The 166-foot tall rocket flew east from South America's northeast coast, dropping its two solid rocket boosters and first stage in the Atlantic Ocean before finally releasing the WildBlue 1 and AMC 18 satellites about a half-hour into the flight.
The Ariane 5 placed the satellites in the planned elliptical geostationary transfer orbit stretching from a low point of around 155 miles to a high point of more than 22,300 miles. The targeted inclination was approximately 2 degrees.
Both payloads will be maneuvered into a circular geostationary orbit 22,300 miles above the Equator in the coming weeks. WildBlue 1 will be positioned at 111 degrees West longitude above the Pacific Ocean, while AMC 18 will operate from 105 degrees West longitude.
WildBlue 1 is beginning a 15-year mission to provide broadband Internet services to more customers across the United States. The 10,439-pound satellite will triple the broadband capacity offered by Colorado-based WildBlue Communications, Inc.
"We've taken a major step in the WildBlue history toward increasing our subscriber capacity [by] greater than 500,000 customers [that] we can add onto our network with this satellite," said Jim Elliot, vice president of infrastructure for WildBlue.
Built by Space Systems/Loral, the satellite features a Ka-band communications payload utilizing 35 geographical spot beams focused on regions throughout the contiguous United States.
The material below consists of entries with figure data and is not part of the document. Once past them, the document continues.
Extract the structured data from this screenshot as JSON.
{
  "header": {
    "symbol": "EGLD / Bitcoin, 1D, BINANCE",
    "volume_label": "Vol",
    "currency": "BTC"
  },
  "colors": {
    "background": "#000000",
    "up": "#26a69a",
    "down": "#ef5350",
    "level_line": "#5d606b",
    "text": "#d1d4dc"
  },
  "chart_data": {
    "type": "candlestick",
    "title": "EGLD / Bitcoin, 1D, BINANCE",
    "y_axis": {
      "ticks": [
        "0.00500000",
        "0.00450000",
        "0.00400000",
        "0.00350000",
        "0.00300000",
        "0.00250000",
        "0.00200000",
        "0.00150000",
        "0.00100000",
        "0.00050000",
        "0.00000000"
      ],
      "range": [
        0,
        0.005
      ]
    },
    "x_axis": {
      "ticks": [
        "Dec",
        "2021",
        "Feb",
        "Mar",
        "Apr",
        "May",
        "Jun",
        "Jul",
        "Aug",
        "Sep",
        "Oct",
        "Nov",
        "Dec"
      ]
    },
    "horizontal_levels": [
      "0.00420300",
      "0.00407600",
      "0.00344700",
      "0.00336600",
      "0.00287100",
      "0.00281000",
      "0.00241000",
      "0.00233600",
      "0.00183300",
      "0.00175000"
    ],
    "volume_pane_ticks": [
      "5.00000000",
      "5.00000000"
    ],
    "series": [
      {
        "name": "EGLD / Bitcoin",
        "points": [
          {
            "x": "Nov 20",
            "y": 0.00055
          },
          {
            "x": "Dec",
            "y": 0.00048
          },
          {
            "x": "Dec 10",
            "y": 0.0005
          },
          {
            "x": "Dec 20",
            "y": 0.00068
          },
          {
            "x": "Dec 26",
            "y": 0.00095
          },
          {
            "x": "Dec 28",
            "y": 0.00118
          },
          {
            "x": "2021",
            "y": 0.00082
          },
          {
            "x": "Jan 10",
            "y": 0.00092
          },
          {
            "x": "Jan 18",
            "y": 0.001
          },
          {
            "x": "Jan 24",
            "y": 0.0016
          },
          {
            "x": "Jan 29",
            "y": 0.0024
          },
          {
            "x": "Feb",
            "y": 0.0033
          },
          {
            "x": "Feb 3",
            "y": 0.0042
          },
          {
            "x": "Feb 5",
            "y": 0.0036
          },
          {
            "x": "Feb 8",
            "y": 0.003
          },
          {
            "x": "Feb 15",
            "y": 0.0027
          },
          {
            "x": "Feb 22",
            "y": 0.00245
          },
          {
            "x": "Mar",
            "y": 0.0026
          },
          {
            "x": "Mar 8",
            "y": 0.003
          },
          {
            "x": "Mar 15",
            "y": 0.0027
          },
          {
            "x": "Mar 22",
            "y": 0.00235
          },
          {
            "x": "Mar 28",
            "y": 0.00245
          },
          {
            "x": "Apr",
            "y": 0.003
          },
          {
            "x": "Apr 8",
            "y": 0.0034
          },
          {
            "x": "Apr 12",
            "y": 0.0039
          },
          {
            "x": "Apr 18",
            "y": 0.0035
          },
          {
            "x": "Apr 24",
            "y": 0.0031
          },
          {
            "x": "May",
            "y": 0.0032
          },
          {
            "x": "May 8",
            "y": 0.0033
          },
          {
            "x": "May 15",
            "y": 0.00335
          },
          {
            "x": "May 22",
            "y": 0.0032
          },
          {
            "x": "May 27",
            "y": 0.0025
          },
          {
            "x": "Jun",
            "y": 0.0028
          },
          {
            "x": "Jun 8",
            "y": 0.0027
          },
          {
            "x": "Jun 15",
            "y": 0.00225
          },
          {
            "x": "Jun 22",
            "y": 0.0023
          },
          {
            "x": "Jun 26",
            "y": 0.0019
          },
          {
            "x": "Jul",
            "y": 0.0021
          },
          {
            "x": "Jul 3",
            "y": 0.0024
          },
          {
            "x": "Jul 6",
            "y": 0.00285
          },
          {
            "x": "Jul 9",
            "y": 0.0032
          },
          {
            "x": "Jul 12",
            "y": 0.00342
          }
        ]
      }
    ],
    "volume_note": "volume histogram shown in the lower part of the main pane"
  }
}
The system will provide wireless high speed Internet to rural homes and offices that are often far removed from terrestrial networks.
"That will help us satisfy the tremendous demand that we're having for our service, and that is to bring high-speed Internet access all over the United States of America," Elliot said in a post-launch speech.
WildBlue has been using Ka-band systems aboard the Canadian Anik F2 satellite, and company officials say they will continue leasing capacity from the spacecraft in the future.
WildBlue's Internet service is about 30 times faster than typical dial-up connections, according to the company's Web site.
SES AMERICOM's AMC 18 broadcasting satellite was also put into orbit Friday. The craft carries 24 C-band transponders that will reach users across the United States, Mexico and the Caribbean during the next 15 years. The 4,588-pound satellite was manufactured by Lockheed Martin.
Programming offered through AMC 18 will include a variety of cable television networks, including high definition channels. AMC 18 joins 18 other active spacecraft in SES AMERICOM's fleet.
"The mission is really to support the cable companies for cable programming and the high demand for high definition TV," said Dennis Huyler, spacecraft mission director for SES AMERICOM.
Friday's launch was the 5th and final flight for Ariane rocket family this year. Each of the company's missions in 2006 used the Ariane 5 ECA vehicle and carried multiple payloads.